L’EI au Moyen-Orient
Les dates sont bien connues : l’ancienne Al Qaida en Irak retrouve un certain succès à partir de 2011, date majeure pour le pays. En effet, les Américains partent assez abruptement tandis que le Premier Ministre Maliki mène une politique pro-chiite qui laisse les sunnites à l’écart des centres de pouvoir, ce qui nourrit la révolte. AQ en Irak s’était transformée en État Islamique en Irak dès 2006. En 2013, Al Baghdadi s’affirmant face à al Zawahiri rompt avec Al Qaida (et donc le front Al Nusrah syrien, contre lequel il n’hésitera pas à combattre désormais). Le nouvel EI conquiert Falloujah début 2014 dans l’indifférence générale, puis s’empare de Ramadi en mai et de Mossoul en juin 2014. En Syrie, la rupture déclenche une guerre interjihadiste en janvier 2014 et l’EIIL, à partir de son fief de Rakka, prend le contrôle de la vallée de l’Euphrate et d’une partie de gouvernorat d’Alep. Il devient en juin simplement l’Etat Islamique et constitue subitement l’ennemi public numéro 1 de l’Occident, à cause de ses vidéos cruelles mais aussi de l’afflux de combattants étrangers, venus pour la plupart du Moyen-Orient, à cause enfin des attentats qui se multiplient en Occident et se réclament de l’organisation (Hypercacher – Charlie est revendiqué au nom d’AQ -, San Bernardino, Paris, Bruxelles).

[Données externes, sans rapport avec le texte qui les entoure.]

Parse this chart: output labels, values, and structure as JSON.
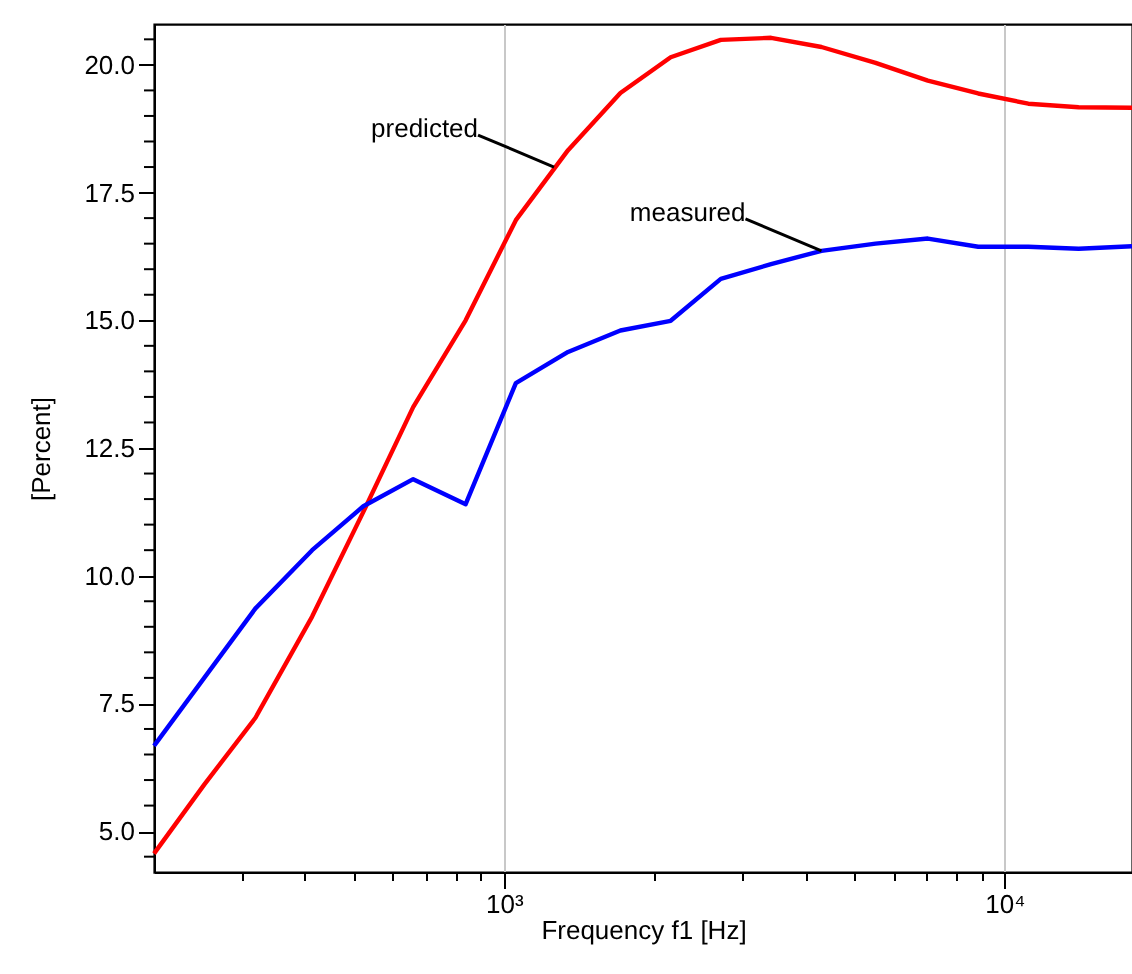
{
  "chart_data": {
    "type": "line",
    "xlabel": "Frequency f1  [Hz]",
    "ylabel": "[Percent]",
    "log": "x",
    "grid": "x",
    "marker": "none",
    "line_style": "solid",
    "xlim": [
      200,
      18000
    ],
    "ylim": [
      4.2,
      20.8
    ],
    "xticks": [
      {
        "value": 300,
        "label": null
      },
      {
        "value": 400,
        "label": null
      },
      {
        "value": 500,
        "label": null
      },
      {
        "value": 600,
        "label": null
      },
      {
        "value": 700,
        "label": null
      },
      {
        "value": 800,
        "label": null
      },
      {
        "value": 900,
        "label": null
      },
      {
        "value": 1000,
        "label": "10³"
      },
      {
        "value": 2000,
        "label": null
      },
      {
        "value": 3000,
        "label": null
      },
      {
        "value": 4000,
        "label": null
      },
      {
        "value": 5000,
        "label": null
      },
      {
        "value": 6000,
        "label": null
      },
      {
        "value": 7000,
        "label": null
      },
      {
        "value": 8000,
        "label": null
      },
      {
        "value": 9000,
        "label": null
      },
      {
        "value": 10000,
        "label": "10⁴"
      }
    ],
    "yticks": [
      {
        "value": 4.5,
        "label": null
      },
      {
        "value": 5,
        "label": "5.0"
      },
      {
        "value": 5.5,
        "label": null
      },
      {
        "value": 6,
        "label": null
      },
      {
        "value": 6.5,
        "label": null
      },
      {
        "value": 7,
        "label": null
      },
      {
        "value": 7.5,
        "label": "7.5"
      },
      {
        "value": 8,
        "label": null
      },
      {
        "value": 8.5,
        "label": null
      },
      {
        "value": 9,
        "label": null
      },
      {
        "value": 9.5,
        "label": null
      },
      {
        "value": 10,
        "label": "10.0"
      },
      {
        "value": 10.5,
        "label": null
      },
      {
        "value": 11,
        "label": null
      },
      {
        "value": 11.5,
        "label": null
      },
      {
        "value": 12,
        "label": null
      },
      {
        "value": 12.5,
        "label": "12.5"
      },
      {
        "value": 13,
        "label": null
      },
      {
        "value": 13.5,
        "label": null
      },
      {
        "value": 14,
        "label": null
      },
      {
        "value": 14.5,
        "label": null
      },
      {
        "value": 15,
        "label": "15.0"
      },
      {
        "value": 15.5,
        "label": null
      },
      {
        "value": 16,
        "label": null
      },
      {
        "value": 16.5,
        "label": null
      },
      {
        "value": 17,
        "label": null
      },
      {
        "value": 17.5,
        "label": "17.5"
      },
      {
        "value": 18,
        "label": null
      },
      {
        "value": 18.5,
        "label": null
      },
      {
        "value": 19,
        "label": null
      },
      {
        "value": 19.5,
        "label": null
      },
      {
        "value": 20,
        "label": "20.0"
      },
      {
        "value": 20.5,
        "label": null
      }
    ],
    "x": [
      200,
      252,
      319,
      414,
      524,
      659,
      839,
      1057,
      1344,
      1710,
      2155,
      2714,
      3420,
      4313,
      5532,
      7036,
      8870,
      11170,
      14080,
      18000
    ],
    "series": [
      {
        "color": "#ff0000",
        "values": [
          4.56,
          5.91,
          7.22,
          9.2,
          11.25,
          13.3,
          15.0,
          16.96,
          18.33,
          19.45,
          20.15,
          20.49,
          20.53,
          20.35,
          20.04,
          19.69,
          19.44,
          19.24,
          19.17,
          19.16
        ]
      },
      {
        "color": "#0000ff",
        "values": [
          6.67,
          8.0,
          9.36,
          10.5,
          11.36,
          11.89,
          11.4,
          13.77,
          14.38,
          14.8,
          14.99,
          15.81,
          16.1,
          16.36,
          16.5,
          16.6,
          16.44,
          16.44,
          16.4,
          16.45
        ]
      }
    ],
    "annotations": [
      {
        "text": "predicted",
        "x": 1260,
        "y": 18.0
      },
      {
        "text": "measured",
        "x": 4313,
        "y": 16.36
      }
    ]
  }
}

S’il progresse encore quelque peu en 2014, l’année 2015 est celle du reflux marqué par quelques grandes dates : prise de Kobané par les Kurdes, prise de Tikrit en mars, prise de Sinjar en novembre, reprise de Ramadi en décembre, reprise de Palmyre en mars 2016 et lancement de l’offensive contre Mossoul. Constatons enfin que l’EI subit une réelle pression dans les petites poches qu’il contrôlait en Syrie du sud (banlieue de Damas, Deraa). Au nord, il a plié face au régime cet automne lorsque celui-ci, appuyé par les forces russes, a repris le contrôle des alentours nord et ouest d’Alep. En revanche, il résiste assez bien à l’offensive des rebelles, lancée à partir du nord le long de la frontière avec la Turquie et appuyée par l’artillerie turque. L’EI a réussi à reprendre une partie du terrain perdu tout en n’hésitant pas à tirer sur la Turquie. Du coup, cette offensive a tourné court.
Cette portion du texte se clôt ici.